Protection de milieux humides

Tirs groupés contre un projet industriel

Détruire des milieux humides pour agrandir une zone industrielle ? C’est ce que prévoit de faire la Ville de Trois-Rivières sur ses terrains à proximité des autoroutes 40 et 55. Et malgré la résistance d’élus, de scientifiques, de militants et de citoyens, elle est parfaitement dans son droit. Cette crise illustre le décalage entre l’encadrement environnemental et les attentes de la population.

La frontière invisible

Trois-Rivières — Une enseigne bleue, une enseigne rouge, une bâtisse blanche sans enseigne, un bois. Pour les automobilistes qui filent sur l’autoroute 40 en direction de Montréal, les derniers immeubles du boulevard Louis-Loranger, parallèle à l’autoroute, offrent un paysage banal, typique des parcs industriels québécois. Mais à Trois-Rivières, c’est une frontière invisible qui suscite passions et indignation.

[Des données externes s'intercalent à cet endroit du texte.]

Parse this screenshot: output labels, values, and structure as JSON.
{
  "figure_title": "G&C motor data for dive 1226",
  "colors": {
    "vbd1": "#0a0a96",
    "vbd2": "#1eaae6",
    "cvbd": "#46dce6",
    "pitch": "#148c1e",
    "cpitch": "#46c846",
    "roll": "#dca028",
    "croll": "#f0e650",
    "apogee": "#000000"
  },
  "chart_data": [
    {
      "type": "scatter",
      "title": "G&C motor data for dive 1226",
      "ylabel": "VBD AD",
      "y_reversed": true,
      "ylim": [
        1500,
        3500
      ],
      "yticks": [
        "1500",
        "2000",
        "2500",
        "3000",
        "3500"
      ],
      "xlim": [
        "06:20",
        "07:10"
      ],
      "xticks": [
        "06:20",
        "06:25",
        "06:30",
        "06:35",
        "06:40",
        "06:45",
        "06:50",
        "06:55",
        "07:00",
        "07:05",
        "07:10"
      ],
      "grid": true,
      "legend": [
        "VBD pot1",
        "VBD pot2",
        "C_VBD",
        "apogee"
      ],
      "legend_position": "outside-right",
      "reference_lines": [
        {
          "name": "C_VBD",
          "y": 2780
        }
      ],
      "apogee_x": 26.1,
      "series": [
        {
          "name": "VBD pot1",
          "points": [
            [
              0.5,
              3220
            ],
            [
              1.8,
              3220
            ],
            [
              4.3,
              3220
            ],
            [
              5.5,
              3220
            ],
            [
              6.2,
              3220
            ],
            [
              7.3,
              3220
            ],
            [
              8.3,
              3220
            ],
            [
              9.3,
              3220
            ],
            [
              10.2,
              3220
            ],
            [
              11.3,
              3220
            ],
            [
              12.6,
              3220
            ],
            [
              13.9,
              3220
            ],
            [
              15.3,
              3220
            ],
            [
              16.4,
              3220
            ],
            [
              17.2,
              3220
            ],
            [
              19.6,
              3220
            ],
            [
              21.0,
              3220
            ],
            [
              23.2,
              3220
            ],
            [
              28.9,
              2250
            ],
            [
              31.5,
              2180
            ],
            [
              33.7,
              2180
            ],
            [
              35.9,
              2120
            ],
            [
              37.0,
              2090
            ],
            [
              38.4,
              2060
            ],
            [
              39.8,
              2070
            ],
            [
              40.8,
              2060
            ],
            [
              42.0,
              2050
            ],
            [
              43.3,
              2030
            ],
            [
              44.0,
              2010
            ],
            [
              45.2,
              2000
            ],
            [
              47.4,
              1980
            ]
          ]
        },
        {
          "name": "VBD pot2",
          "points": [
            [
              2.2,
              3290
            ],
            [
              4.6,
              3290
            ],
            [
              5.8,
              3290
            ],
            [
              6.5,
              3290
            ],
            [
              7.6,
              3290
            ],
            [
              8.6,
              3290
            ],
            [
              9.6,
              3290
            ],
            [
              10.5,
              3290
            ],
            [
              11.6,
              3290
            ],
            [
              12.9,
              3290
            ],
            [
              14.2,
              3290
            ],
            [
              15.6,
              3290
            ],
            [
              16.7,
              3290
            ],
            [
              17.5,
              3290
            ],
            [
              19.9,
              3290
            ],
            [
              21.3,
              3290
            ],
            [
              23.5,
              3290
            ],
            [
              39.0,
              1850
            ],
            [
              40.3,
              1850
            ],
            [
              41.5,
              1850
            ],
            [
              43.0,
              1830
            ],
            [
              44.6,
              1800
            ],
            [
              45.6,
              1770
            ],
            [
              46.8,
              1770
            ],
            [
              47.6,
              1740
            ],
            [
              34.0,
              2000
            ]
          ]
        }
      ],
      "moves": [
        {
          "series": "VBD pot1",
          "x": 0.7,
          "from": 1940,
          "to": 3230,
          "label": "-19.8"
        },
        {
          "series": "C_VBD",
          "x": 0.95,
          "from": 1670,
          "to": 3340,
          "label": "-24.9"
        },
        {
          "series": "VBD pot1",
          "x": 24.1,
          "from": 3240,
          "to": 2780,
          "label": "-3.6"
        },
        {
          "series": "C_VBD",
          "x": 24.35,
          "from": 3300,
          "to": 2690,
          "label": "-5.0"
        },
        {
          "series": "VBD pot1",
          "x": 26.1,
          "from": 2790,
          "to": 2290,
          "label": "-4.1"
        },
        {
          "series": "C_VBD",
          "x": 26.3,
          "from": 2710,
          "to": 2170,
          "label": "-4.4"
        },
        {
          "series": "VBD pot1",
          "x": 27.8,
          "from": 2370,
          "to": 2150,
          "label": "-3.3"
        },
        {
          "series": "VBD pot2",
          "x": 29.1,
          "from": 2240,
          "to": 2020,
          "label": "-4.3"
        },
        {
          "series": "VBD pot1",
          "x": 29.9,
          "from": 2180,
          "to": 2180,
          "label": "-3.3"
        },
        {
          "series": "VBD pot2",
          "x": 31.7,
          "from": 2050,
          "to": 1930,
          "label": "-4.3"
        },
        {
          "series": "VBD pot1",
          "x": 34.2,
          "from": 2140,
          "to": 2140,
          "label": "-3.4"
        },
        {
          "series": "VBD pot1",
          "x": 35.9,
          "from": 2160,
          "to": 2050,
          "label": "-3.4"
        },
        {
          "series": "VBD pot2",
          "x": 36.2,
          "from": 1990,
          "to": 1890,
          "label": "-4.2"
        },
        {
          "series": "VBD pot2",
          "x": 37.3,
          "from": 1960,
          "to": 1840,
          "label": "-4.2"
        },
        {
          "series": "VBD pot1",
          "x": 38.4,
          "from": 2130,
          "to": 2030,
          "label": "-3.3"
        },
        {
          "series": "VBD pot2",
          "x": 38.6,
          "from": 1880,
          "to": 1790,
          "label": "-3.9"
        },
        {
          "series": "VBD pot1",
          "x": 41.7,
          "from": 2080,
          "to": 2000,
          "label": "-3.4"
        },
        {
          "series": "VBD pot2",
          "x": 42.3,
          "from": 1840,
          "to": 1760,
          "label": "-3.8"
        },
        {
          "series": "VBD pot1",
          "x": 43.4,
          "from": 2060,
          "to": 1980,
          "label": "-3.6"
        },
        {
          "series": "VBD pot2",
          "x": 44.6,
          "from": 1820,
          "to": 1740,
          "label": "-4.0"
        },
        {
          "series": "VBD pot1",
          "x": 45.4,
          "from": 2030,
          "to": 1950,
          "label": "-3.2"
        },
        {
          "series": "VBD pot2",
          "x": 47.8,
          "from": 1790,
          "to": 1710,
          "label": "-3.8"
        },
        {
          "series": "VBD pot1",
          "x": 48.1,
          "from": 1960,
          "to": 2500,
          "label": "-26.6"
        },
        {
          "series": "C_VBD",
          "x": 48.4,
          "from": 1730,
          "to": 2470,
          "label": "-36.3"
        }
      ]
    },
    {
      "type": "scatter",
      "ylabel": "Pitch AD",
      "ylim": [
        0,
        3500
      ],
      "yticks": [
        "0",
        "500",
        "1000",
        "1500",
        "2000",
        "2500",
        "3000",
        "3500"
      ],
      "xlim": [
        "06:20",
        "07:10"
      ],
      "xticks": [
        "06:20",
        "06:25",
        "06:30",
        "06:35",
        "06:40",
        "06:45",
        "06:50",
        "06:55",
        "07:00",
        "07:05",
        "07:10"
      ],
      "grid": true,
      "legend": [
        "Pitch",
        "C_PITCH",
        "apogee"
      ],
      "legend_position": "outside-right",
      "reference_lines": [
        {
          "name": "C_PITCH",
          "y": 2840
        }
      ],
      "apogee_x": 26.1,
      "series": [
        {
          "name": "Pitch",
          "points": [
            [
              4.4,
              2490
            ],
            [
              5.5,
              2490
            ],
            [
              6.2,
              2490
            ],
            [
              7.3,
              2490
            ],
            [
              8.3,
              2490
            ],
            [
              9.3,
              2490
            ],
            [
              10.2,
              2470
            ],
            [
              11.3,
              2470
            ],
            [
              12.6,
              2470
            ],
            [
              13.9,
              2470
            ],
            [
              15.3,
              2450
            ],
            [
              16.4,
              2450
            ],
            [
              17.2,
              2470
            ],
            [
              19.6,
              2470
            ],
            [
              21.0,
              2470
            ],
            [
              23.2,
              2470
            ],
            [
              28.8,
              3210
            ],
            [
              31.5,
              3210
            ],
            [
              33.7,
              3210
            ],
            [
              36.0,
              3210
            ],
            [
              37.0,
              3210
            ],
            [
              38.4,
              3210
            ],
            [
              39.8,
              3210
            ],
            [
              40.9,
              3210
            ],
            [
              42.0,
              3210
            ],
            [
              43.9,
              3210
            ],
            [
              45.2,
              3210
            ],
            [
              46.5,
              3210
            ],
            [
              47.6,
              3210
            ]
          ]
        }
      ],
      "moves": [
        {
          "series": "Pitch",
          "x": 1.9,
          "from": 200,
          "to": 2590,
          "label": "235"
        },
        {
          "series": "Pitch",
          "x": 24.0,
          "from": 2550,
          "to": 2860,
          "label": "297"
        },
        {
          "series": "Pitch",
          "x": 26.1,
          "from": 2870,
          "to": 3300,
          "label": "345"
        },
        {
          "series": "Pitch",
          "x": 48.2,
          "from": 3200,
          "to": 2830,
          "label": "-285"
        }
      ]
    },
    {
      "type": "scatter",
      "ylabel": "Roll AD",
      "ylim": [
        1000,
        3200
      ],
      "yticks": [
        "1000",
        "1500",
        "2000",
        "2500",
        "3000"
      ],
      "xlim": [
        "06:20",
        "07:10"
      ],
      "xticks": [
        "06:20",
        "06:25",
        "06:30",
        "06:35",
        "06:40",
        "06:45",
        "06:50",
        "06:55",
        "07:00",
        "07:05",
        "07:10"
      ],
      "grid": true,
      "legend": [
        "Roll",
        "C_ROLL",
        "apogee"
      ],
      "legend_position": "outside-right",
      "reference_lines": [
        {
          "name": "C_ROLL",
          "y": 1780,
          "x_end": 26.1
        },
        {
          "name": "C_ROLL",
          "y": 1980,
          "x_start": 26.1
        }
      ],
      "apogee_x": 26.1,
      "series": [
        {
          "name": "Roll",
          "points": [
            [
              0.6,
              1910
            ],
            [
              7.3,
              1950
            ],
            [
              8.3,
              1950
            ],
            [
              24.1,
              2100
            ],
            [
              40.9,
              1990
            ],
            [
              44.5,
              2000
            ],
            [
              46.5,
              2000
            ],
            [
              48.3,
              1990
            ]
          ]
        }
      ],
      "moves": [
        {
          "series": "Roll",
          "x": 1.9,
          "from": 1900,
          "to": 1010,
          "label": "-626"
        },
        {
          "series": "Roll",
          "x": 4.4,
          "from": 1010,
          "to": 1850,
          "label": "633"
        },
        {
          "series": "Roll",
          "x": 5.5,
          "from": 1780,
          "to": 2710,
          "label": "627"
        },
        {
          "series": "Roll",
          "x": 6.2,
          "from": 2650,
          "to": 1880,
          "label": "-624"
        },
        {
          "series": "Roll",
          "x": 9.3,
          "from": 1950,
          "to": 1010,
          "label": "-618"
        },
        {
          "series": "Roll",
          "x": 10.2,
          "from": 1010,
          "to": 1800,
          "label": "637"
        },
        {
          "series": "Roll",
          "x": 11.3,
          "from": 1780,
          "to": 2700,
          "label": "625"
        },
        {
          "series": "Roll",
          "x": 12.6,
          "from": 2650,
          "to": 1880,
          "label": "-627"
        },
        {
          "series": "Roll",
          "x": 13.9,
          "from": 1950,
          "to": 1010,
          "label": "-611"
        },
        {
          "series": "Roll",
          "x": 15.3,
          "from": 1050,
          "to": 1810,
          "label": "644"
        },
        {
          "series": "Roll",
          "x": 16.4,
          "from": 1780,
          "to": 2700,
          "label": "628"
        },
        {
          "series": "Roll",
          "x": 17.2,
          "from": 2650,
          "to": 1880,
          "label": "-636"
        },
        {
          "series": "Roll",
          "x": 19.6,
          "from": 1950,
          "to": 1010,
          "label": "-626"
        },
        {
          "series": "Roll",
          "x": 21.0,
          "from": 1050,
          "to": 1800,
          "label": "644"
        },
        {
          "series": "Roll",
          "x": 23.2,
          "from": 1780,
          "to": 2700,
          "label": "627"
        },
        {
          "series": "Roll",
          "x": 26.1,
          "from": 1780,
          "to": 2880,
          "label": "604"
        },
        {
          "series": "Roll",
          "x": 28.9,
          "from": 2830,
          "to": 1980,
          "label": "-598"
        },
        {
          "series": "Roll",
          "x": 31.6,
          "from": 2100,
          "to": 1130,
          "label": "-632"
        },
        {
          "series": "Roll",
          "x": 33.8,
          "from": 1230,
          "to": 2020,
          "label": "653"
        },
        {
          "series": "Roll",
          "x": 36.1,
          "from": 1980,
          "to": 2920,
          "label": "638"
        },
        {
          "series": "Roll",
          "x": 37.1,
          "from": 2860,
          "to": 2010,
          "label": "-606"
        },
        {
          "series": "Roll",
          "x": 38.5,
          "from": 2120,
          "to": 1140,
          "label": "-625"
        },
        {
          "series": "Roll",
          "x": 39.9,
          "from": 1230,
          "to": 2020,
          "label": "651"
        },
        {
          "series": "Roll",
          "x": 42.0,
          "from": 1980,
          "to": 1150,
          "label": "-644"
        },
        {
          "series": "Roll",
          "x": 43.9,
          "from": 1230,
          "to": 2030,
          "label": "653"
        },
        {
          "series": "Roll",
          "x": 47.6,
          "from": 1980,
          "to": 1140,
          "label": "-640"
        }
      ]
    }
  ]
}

Au-delà de ces immeubles, la Ville possède une centaine d’hectares de terrains qu’elle entend aménager pour combler son retard économique. Si tout s’était déroulé comme prévu, les pelles mécaniques seraient déjà à l’œuvre : le zonage est industriel et le ministère de l’Environnement a donné son feu vert. Mais depuis près de deux ans, le projet est dans une impasse, freiné par un barrage d’opposition.

Le premier obstacle s’est dressé en août 2021, dans une séance du conseil aux allures surréalistes. Non seulement la résolution que le maire Jean Lamarche comptait faire adopter a été défaite par neuf conseillers contre cinq, mais celle qui l’avait amenée a fait volte-face.

« J’ai besoin de plus d’information, donc je vais voter contre, même si je l’ai proposée », a conclu Valérie Renaud-Martin.

Il s’agissait d’autoriser un règlement d’emprunt d’un demi-million de dollars pour la première phase des travaux de drainage du parc industriel Les Carrefours. « C’est plus de 26 hectares de milieux humides qu’on va drainer, c’est énorme », a alors dénoncé la conseillère Mariannick Mercure.

Ce financement lui ayant été refusé, la Ville n’a pu démarrer les travaux. Les terrains boisés continuent à être fréquentés par des propriétaires de chiens, des chasseurs et des promeneurs.

La résistance, elle, a pris de l’ampleur. Après les élections de 2021, où elle ne s’était pas représentée, Mme Mercure a participé à la fondation de la coalition citoyenne Terre précieuse.

« Ça a servi à sensibiliser la population. Avant août 2021, très peu de gens savaient qu’on avait ces milieux humides là et qu’on s’apprêtait à les détruire », a souligné Mme Mercure, rencontrée sur les lieux la semaine dernière.

Terre précieuse reproche notamment à la Ville de s’appuyer sur un certificat d’autorisation obtenu en 2014, donc bien avant l’entrée en vigueur de la nouvelle Loi sur la qualité de l’environnement (LQE) et de la Loi concernant la conservation des milieux humides et hydriques, en 2018.

« C’est pas fort ! », a lancé l’un des fondateurs de la coalition, Philippe Duhamel, lors d’une séance d’information municipale, en mars 2022.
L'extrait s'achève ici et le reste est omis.